Ferulic Acid Prevents Angiogenesis Through Cyclooxygenase-2 and Vascular Endothelial Growth Factor in the Chick Embryo Chorioallantoic Membrane Model

Juni Ekowati; Iwan Sahrial Hamid; Nuzul Wahyuning Diyah; Siswandono Siswandono

doi:10.4274/tjps.galenos.2019.44712

Ferulic Acid Prevents Angiogenesis Through Cyclooxygenase-2 and Vascular Endothelial Growth Factor in the Chick Embryo Chorioallantoic Membrane Model

Turk J Pharm Sci. 2020 Aug;17(4):424-431. doi: 10.4274/tjps.galenos.2019.44712. Epub 2020 Aug 28.

Authors

Juni Ekowati¹, Iwan Sahrial Hamid², Nuzul Wahyuning Diyah¹, Siswandono Siswandono¹

Affiliations

¹ Airlangga University Faculty of Pharmacy, Department of Pharmaceutical Chemistry, Surabaya, Indonesia.
² Airlangga University Faculty of Veterinary Medicine, Department of Basic Veterinary Medicine, Surabaya, Indonesia.

Abstract

Objectives: This study was designed to verify the antiangiogenic activity of ferulic acid (FA) and its potency to inhibit cyclooxygenase-2 (COX-2) and vascular endothelial growth factor (VEGF) expression in the chorioallantoic membrane (CAM) model.
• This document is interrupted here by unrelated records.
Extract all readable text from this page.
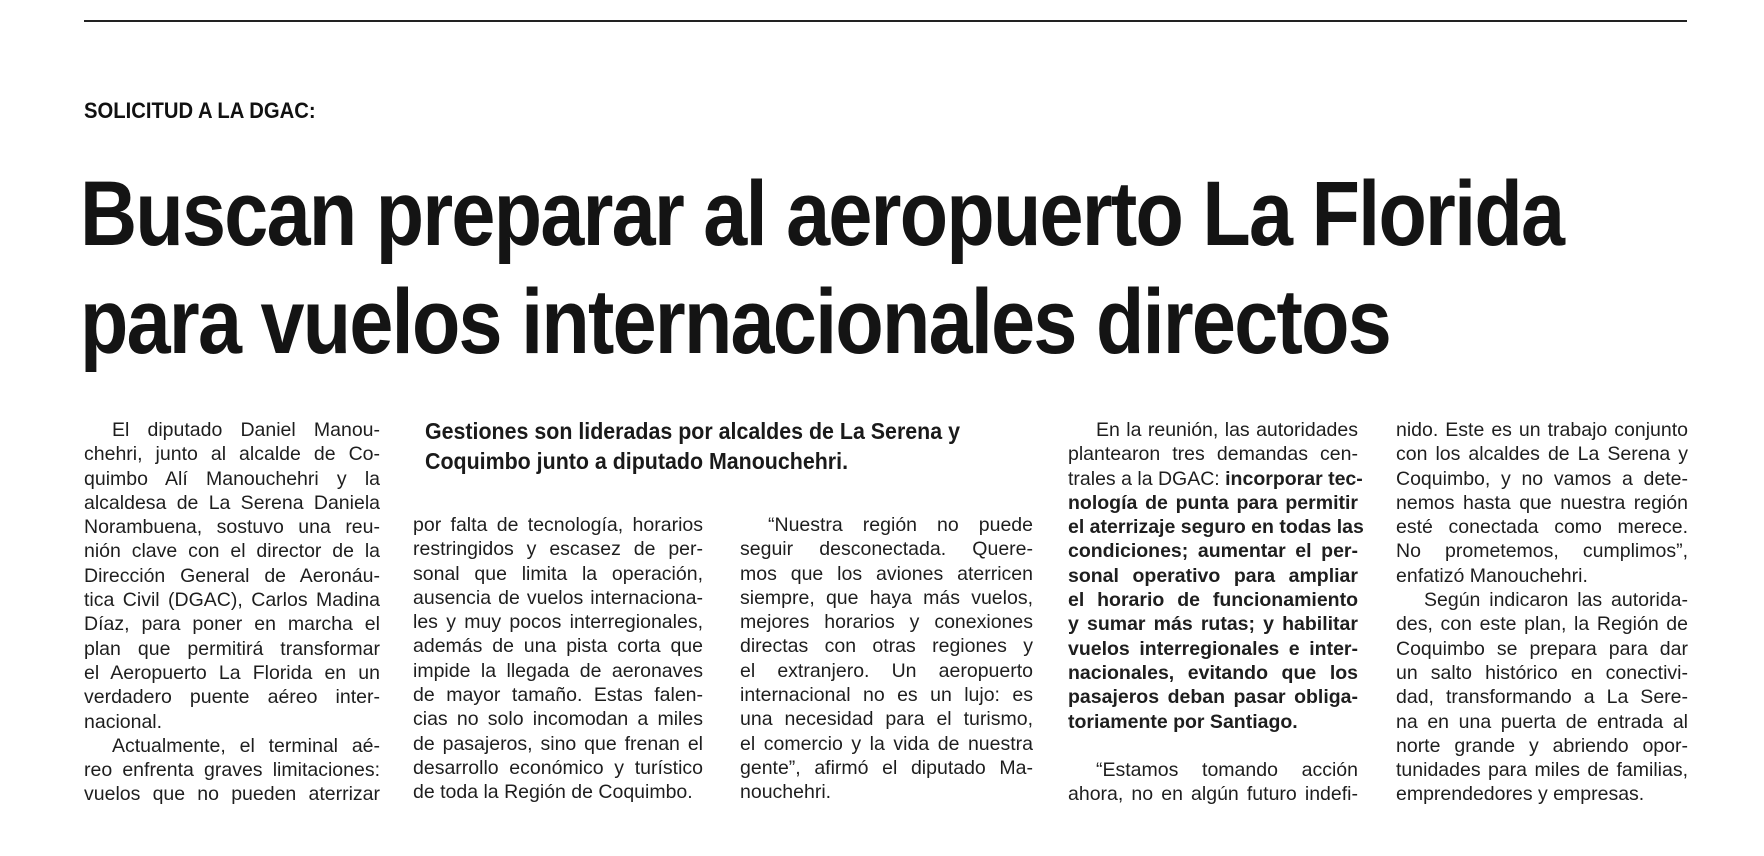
SOLICITUD A LA DGAC:
Buscan preparar al aeropuerto La Florida
para vuelos internacionales directos
El diputado Daniel Manou-
chehri, junto al alcalde de Co-
quimbo Alí Manouchehri y la
alcaldesa de La Serena Daniela
Norambuena, sostuvo una reu-
nión clave con el director de la
Dirección General de Aeronáu-
tica Civil (DGAC), Carlos Madina
Díaz, para poner en marcha el
plan que permitirá transformar
el Aeropuerto La Florida en un
verdadero puente aéreo inter-
nacional.
Actualmente, el terminal aé-
reo enfrenta graves limitaciones:
vuelos que no pueden aterrizar
Gestiones son lideradas por alcaldes de La Serena y
Coquimbo junto a diputado Manouchehri.
por falta de tecnología, horarios
restringidos y escasez de per-
sonal que limita la operación,
ausencia de vuelos internaciona-
les y muy pocos interregionales,
además de una pista corta que
impide la llegada de aeronaves
de mayor tamaño. Estas falen-
cias no solo incomodan a miles
de pasajeros, sino que frenan el
desarrollo económico y turístico
de toda la Región de Coquimbo.
“Nuestra región no puede
seguir desconectada. Quere-
mos que los aviones aterricen
siempre, que haya más vuelos,
mejores horarios y conexiones
directas con otras regiones y
el extranjero. Un aeropuerto
internacional no es un lujo: es
una necesidad para el turismo,
el comercio y la vida de nuestra
gente”, afirmó el diputado Ma-
nouchehri.
En la reunión, las autoridades
plantearon tres demandas cen-
trales a la DGAC: incorporar tec-
nología de punta para permitir
el aterrizaje seguro en todas las
condiciones; aumentar el per-
sonal operativo para ampliar
el horario de funcionamiento
y sumar más rutas; y habilitar
vuelos interregionales e inter-
nacionales, evitando que los
pasajeros deban pasar obliga-
toriamente por Santiago.
“Estamos tomando acción
ahora, no en algún futuro indefi-
nido. Este es un trabajo conjunto
con los alcaldes de La Serena y
Coquimbo, y no vamos a dete-
nemos hasta que nuestra región
esté conectada como merece.
No prometemos, cumplimos”,
enfatizó Manouchehri.
Según indicaron las autorida-
des, con este plan, la Región de
Coquimbo se prepara para dar
un salto histórico en conectivi-
dad, transformando a La Sere-
na en una puerta de entrada al
norte grande y abriendo opor-
tunidades para miles de familias,
emprendedores y empresas.
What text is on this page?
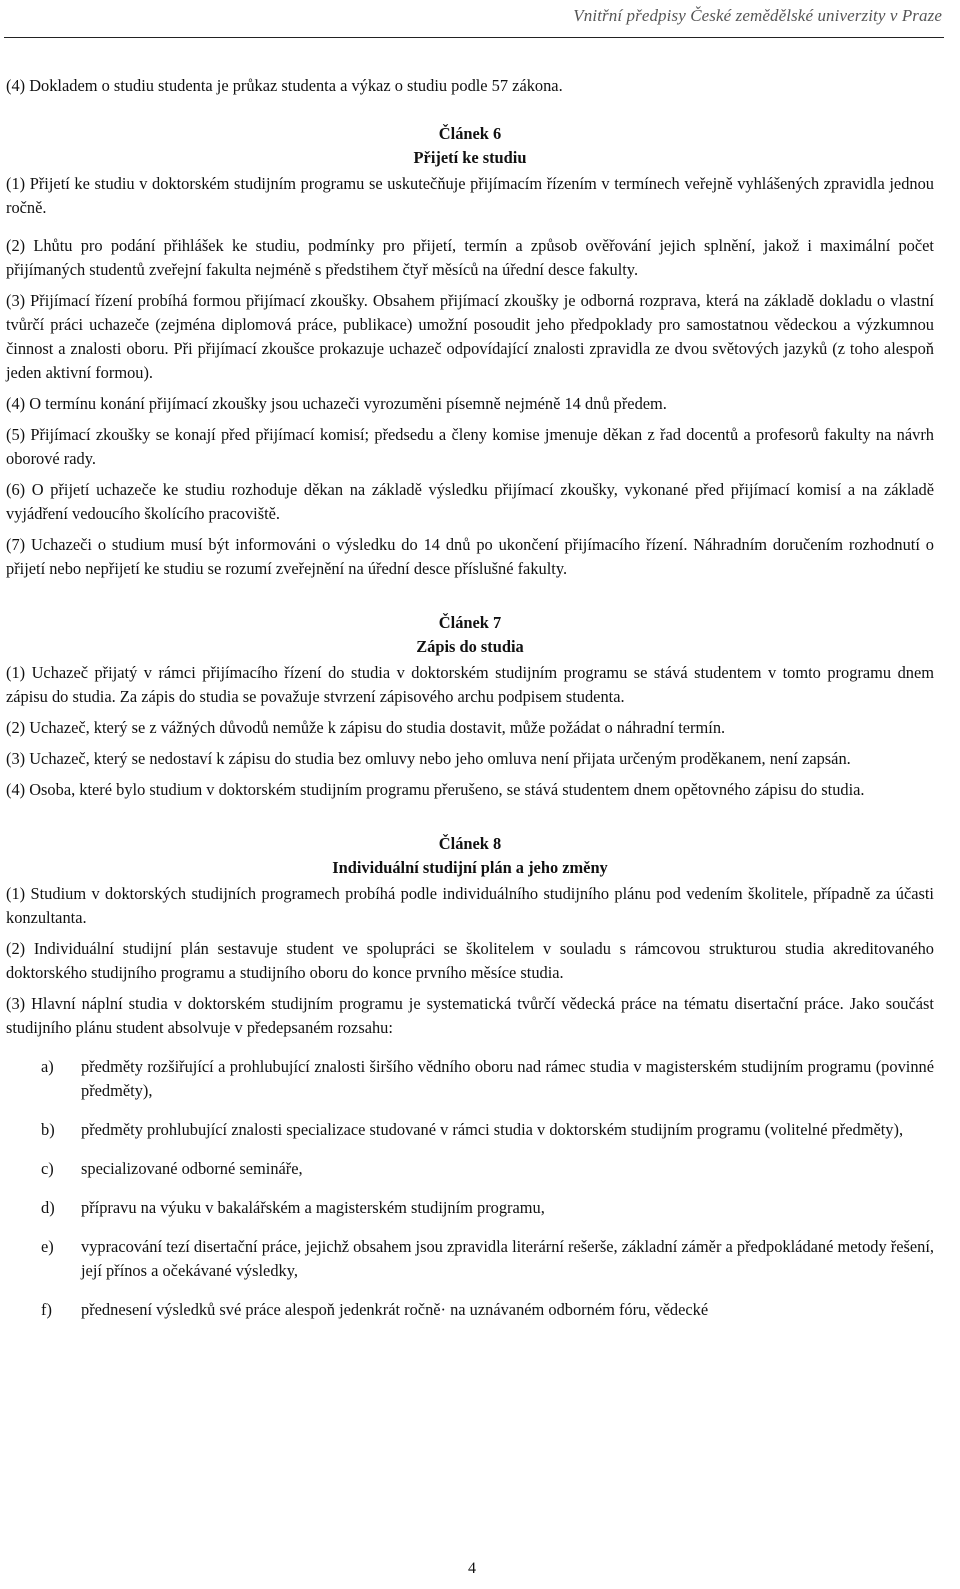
Vnitřní předpisy České zemědělské univerzity v Praze

(4) Dokladem o studiu studenta je průkaz studenta a výkaz o studiu podle 57 zákona.

Článek 6
Přijetí ke studiu

(1) Přijetí ke studiu v doktorském studijním programu se uskutečňuje přijímacím řízením v termínech veřejně vyhlášených zpravidla jednou ročně.

(2) Lhůtu pro podání přihlášek ke studiu, podmínky pro přijetí, termín a způsob ověřování jejich splnění, jakož i maximální počet přijímaných studentů zveřejní fakulta nejméně s předstihem čtyř měsíců na úřední desce fakulty.

(3) Přijímací řízení probíhá formou přijímací zkoušky. Obsahem přijímací zkoušky je odborná rozprava, která na základě dokladu o vlastní tvůrčí práci uchazeče (zejména diplomová práce, publikace) umožní posoudit jeho předpoklady pro samostatnou vědeckou a výzkumnou činnost a znalosti oboru. Při přijímací zkoušce prokazuje uchazeč odpovídající znalosti zpravidla ze dvou světových jazyků (z toho alespoň jeden aktivní formou).

(4) O termínu konání přijímací zkoušky jsou uchazeči vyrozuměni písemně nejméně 14 dnů předem.

(5) Přijímací zkoušky se konají před přijímací komisí; předsedu a členy komise jmenuje děkan z řad docentů a profesorů fakulty na návrh oborové rady.

(6) O přijetí uchazeče ke studiu rozhoduje děkan na základě výsledku přijímací zkoušky, vykonané před přijímací komisí a na základě vyjádření vedoucího školícího pracoviště.

(7) Uchazeči o studium musí být informováni o výsledku do 14 dnů po ukončení přijímacího řízení. Náhradním doručením rozhodnutí o přijetí nebo nepřijetí ke studiu se rozumí zveřejnění na úřední desce příslušné fakulty.

Článek 7
Zápis do studia

(1) Uchazeč přijatý v rámci přijímacího řízení do studia v doktorském studijním programu se stává studentem v tomto programu dnem zápisu do studia. Za zápis do studia se považuje stvrzení zápisového archu podpisem studenta.

(2) Uchazeč, který se z vážných důvodů nemůže k zápisu do studia dostavit, může požádat o náhradní termín.

(3) Uchazeč, který se nedostaví k zápisu do studia bez omluvy nebo jeho omluva není přijata určeným proděkanem, není zapsán.

(4) Osoba, které bylo studium v doktorském studijním programu přerušeno, se stává studentem dnem opětovného zápisu do studia.

Článek 8
Individuální studijní plán a jeho změny

(1) Studium v doktorských studijních programech probíhá podle individuálního studijního plánu pod vedením školitele, případně za účasti konzultanta.

(2) Individuální studijní plán sestavuje student ve spolupráci se školitelem v souladu s rámcovou strukturou studia akreditovaného doktorského studijního programu a studijního oboru do konce prvního měsíce studia.

(3) Hlavní náplní studia v doktorském studijním programu je systematická tvůrčí vědecká práce na tématu disertační práce. Jako součást studijního plánu student absolvuje v předepsaném rozsahu:

a)	předměty rozšiřující a prohlubující znalosti širšího vědního oboru nad rámec studia v magisterském studijním programu (povinné předměty),
b)	předměty prohlubující znalosti specializace studované v rámci studia v doktorském studijním programu (volitelné předměty),
c)	specializované odborné semináře,
d)	přípravu na výuku v bakalářském a magisterském studijním programu,
e)	vypracování tezí disertační práce, jejichž obsahem jsou zpravidla literární rešerše, základní záměr a předpokládané metody řešení, její přínos a očekávané výsledky,
f)	přednesení výsledků své práce alespoň jedenkrát ročně· na uznávaném odborném fóru, vědecké
4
Moreover, we verified its mechanism of action by docking the molecule on COX-2, tyrosine kinase, and VEGF-2 proteins in silico.

Materials and methods: An antiangiogenesis assay of FA at doses of 30, 60, and 90 μg was performed using the CAM of chicken eggs that were 9 days old and stimulated by 60 ng of basic fibroblast growth factor. Celecoxib (60 μg) was used as the reference drug. The inhibitory activity on VEGF and COX-2 expression was determined by immunohistochemistry assay. Molecular docking of FA was accomplished by Molegro Virtual Docker program ver. 5.5 on COX-2 enzyme (PDB ID 1CX2), tyrosine kinase receptor (PDB ID 1XKK), and VEGF-2 receptor (PDB ID 4ASD).
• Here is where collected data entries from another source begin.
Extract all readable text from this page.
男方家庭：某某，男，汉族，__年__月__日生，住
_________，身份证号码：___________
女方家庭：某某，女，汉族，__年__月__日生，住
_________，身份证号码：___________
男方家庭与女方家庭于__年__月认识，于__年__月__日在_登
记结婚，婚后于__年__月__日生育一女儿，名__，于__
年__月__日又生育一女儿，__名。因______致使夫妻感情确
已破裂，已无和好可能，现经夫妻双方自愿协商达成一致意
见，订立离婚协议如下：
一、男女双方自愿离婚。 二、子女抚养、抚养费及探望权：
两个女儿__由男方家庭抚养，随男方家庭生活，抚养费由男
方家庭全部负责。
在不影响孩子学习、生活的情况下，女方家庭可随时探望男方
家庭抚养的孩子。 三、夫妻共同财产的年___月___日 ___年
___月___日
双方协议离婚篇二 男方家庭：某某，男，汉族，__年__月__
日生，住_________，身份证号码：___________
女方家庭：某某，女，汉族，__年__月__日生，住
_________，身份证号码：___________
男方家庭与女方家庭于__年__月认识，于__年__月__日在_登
Results: FA at doses of 30, 60, and 90 μg significantly prevented angiogenesis in the CAM model, which was represented as inhibitory activity against endothelial cells of blood vessels (42.6-70.7%) and neovascularization (43.0-86.6%). The inhibitory activity of FA against VEGF expression was stronger than its action on COX-2 expression. Molecular docking on VEGF-2 receptor resulted in an RS value of FA of -73.844 kcal/mol and for celecoxib it was -94.557 kcal/mol. The RS value on tyrosine kinase of FA was -84.954 kcal/mol, while on celecoxib it was -93.163 kcal/mol. Docking on COX-2 receptor gave an RS value of FA of -73.416 kcal/mol, while for celecoxib it was -118.107 kcal/mol.
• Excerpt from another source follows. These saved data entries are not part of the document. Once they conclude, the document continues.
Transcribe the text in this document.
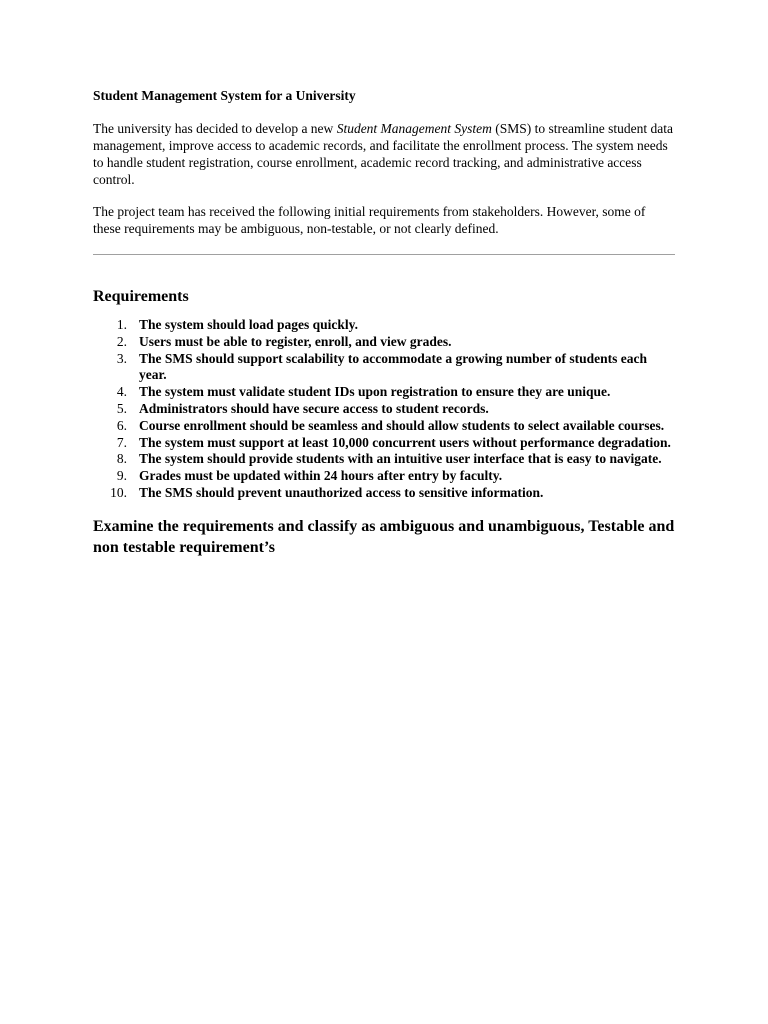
Student Management System for a University

The university has decided to develop a new Student Management System (SMS) to streamline student data management, improve access to academic records, and facilitate the enrollment process. The system needs to handle student registration, course enrollment, academic record tracking, and administrative access control.

The project team has received the following initial requirements from stakeholders. However, some of these requirements may be ambiguous, non-testable, or not clearly defined.

Requirements
1. The system should load pages quickly.
2. Users must be able to register, enroll, and view grades.
3. The SMS should support scalability to accommodate a growing number of students each year.
4. The system must validate student IDs upon registration to ensure they are unique.
5. Administrators should have secure access to student records.
6. Course enrollment should be seamless and should allow students to select available courses.
7. The system must support at least 10,000 concurrent users without performance degradation.
8. The system should provide students with an intuitive user interface that is easy to navigate.
9. Grades must be updated within 24 hours after entry by faculty.
10. The SMS should prevent unauthorized access to sensitive information.

Examine the requirements and classify as ambiguous and unambiguous, Testable and non testable requirement’s
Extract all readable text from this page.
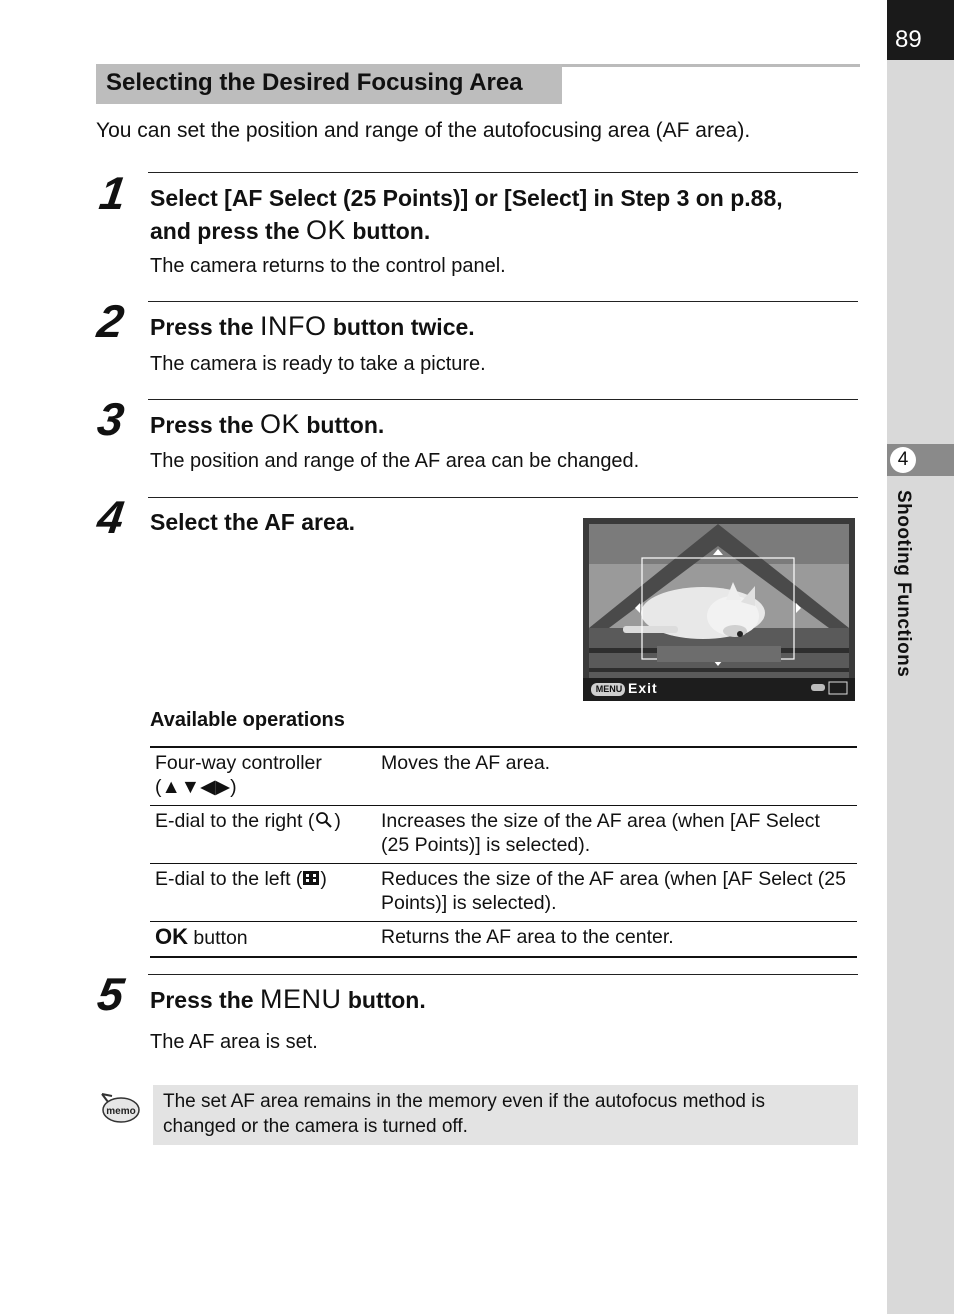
89
4
Shooting Functions
Selecting the Desired Focusing Area
You can set the position and range of the autofocusing area (AF area).
1 Select [AF Select (25 Points)] or [Select] in Step 3 on p.88,
and press the OK button.
The camera returns to the control panel.
2 Press the INFO button twice.
The camera is ready to take a picture.
3 Press the OK button.
The position and range of the AF area can be changed.
4 Select the AF area.
MENU Exit
Available operations
Four-way controller
(▲▼◀▶)	Moves the AF area.
E-dial to the right ( )	Increases the size of the AF area (when [AF Select (25 Points)] is selected).
E-dial to the left ( )	Reduces the size of the AF area (when [AF Select (25 Points)] is selected).
OK button	Returns the AF area to the center.
5 Press the MENU button.
The AF area is set.
memo The set AF area remains in the memory even if the autofocus method is changed or the camera is turned off.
Conclusion: Reductions in VEGF-2 and COX-2 expression due to treatment with FA at the dose range 30-90 μg appeared to be related to angiogenesis inhibition, which was shown by two parameters, namely inhibition of neovascularization and endothelial cell growth in blood vessels. It was concluded that FA is a promising antiangiogenic therapeutic agent especially at the early stage, and this activity can arise from inhibitory action on COX-2 and VEGF-2 proteins.

Keywords: COX-2; Ferulic acid; VEGF; angiogenesis; chorioallantoic membrane; tyrosine kinase.